La teoría de la relatividad general, formulada por Albert Einstein hace más de un siglo, es el pilar sobre el que se sustenta nuestra comprensión de la gravedad y de los fenómenos más extremos del universo. Sin embargo, sus ecuaciones predicen la existencia de singularidades: regiones donde la densidad y la curvatura del espacio-tiempo se vuelven infinitas y la descripción física deja de ser válida. Este límite ha impulsado la búsqueda de nuevas propuestas para aportar nuevos datos sobre la historia de los agujeros negros: ir más allá de la teoría original y abordar procesos aún no resueltos, como su formación y la evaporación.

En este contexto, la revista Nature Communications publica un trabajo de Raúl Carballo-Rubio, investigador del Instituto de Astrofísica de Andalucía (IAA-CSIC), que propone un nuevo marco teórico para analizar aspectos de la física de los agujeros negros hasta ahora inaccesibles.
“Mi trabajo ofrece un conjunto de ecuaciones que establecen nuevas ‘reglas’ para describir cómo puede comportarse el interior de los agujeros negros esféricamente simétricos”, explica Carballo-Rubio. “Mientras que en relatividad general estos objetos presentan una estructura incompleta, este nuevo marco permite describir agujeros negros sin esa limitación”.
Una idealización matemática
Los agujeros negros esféricamente simétricos son una idealización teórica: objetos perfectamente “redondos”, sin rotación ni deformaciones, cuyas propiedades dependen únicamente de la distancia al centro.

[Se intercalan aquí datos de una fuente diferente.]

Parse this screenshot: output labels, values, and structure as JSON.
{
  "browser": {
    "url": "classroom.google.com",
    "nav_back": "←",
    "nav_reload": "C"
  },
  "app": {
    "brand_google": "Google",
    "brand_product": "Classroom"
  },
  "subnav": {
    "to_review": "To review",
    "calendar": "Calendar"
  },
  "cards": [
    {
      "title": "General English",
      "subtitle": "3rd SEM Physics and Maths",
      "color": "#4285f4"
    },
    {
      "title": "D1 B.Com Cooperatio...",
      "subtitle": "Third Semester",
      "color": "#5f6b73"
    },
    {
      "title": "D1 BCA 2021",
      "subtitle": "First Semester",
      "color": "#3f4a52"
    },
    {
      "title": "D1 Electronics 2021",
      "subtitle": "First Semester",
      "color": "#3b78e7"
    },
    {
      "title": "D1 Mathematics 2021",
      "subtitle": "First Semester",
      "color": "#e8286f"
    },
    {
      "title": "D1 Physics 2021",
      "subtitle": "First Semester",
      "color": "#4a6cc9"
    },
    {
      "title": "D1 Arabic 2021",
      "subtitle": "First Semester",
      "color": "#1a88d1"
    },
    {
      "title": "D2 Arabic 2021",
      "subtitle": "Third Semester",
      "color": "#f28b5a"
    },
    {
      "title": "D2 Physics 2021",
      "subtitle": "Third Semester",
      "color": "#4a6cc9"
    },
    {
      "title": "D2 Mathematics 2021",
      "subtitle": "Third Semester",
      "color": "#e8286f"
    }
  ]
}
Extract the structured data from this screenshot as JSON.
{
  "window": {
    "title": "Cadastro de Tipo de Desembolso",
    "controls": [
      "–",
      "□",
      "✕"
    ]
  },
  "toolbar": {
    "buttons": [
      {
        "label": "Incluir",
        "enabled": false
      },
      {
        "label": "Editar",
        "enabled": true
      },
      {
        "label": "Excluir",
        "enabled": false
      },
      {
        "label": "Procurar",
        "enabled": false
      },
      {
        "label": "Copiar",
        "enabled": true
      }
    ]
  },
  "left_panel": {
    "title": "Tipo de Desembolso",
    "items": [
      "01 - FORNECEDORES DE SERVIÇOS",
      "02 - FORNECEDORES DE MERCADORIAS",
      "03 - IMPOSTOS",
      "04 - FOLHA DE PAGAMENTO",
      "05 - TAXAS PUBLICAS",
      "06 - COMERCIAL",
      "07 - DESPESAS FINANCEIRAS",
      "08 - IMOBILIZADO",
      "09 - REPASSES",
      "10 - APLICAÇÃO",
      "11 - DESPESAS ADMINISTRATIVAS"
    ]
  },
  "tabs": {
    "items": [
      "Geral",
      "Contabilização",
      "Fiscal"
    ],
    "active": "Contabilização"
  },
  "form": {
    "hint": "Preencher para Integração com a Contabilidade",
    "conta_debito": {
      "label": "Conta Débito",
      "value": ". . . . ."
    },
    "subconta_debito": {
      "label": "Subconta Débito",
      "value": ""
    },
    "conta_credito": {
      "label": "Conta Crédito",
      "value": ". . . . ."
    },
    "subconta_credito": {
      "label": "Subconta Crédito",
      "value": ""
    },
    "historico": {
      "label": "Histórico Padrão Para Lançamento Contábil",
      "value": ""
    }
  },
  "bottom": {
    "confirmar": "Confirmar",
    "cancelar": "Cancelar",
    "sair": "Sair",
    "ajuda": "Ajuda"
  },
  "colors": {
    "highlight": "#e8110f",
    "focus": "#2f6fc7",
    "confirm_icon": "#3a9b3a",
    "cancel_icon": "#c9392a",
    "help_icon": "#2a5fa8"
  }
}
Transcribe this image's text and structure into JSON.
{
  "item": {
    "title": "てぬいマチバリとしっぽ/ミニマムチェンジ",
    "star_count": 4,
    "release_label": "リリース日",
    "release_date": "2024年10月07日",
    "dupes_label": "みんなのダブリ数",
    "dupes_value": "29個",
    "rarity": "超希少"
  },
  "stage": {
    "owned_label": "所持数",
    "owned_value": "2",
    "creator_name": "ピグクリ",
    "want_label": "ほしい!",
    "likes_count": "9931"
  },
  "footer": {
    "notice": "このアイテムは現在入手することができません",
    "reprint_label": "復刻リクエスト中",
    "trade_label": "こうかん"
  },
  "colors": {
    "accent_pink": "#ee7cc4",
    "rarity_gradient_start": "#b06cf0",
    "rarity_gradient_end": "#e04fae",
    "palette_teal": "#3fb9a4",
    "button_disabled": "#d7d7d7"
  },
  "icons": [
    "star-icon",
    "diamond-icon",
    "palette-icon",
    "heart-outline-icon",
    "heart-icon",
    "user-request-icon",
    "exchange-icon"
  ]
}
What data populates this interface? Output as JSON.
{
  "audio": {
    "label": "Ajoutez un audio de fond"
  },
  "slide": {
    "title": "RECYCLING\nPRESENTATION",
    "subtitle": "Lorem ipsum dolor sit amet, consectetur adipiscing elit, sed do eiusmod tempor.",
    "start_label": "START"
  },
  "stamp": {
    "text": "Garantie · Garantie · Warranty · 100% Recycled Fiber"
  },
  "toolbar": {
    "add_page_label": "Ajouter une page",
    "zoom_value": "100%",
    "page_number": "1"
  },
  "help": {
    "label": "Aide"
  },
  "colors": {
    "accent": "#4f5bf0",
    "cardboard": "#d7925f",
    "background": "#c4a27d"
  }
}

En relatividad general, el ejemplo más sencillo es la solución de Schwarzschild, que describe un agujero negro sin momento angular y sin carga eléctrica.
Aunque este modelo reproduce con gran precisión lo que ocurre fuera del horizonte, conduce inevitablemente a una singularidad central. Allí, la curvatura del espacio-tiempo se vuelve infinita y las trayectorias de partículas y de la luz no pueden prolongarse más allá de cierto punto. Es lo que en términos técnicos se conoce como incompletitud geodésica. “La existencia de singularidades en la teoría de Einstein no permite construir una historia completa para la formación y evaporación de un agujero negro”, señala Raúl Carballo-Rubio (IAA-CSIC).

El nuevo marco propuesto por el investigador del Instituto de Astrofísica de Andalucía introduce un conjunto de ecuaciones que permite describir agujeros negros esféricamente simétricos sin esa ruptura interna, abriendo la puerta a una narración física coherente desde su formación hasta su posible evaporación. “Esto requiere combinar elementos de la teoría clásica y de la teoría cuántica de campos con las nuevas ecuaciones que estoy desarrollando”, explica.
“El siguiente paso será analizar en detalle las propiedades físicas de estos objetos, tanto desde el punto de vista teórico —explorando las soluciones de las ecuaciones— como mediante simulaciones numéricas que permitan estudiar su comportamiento en distintos escenarios” concluye Carballo-Rubio (IAA-CSIC).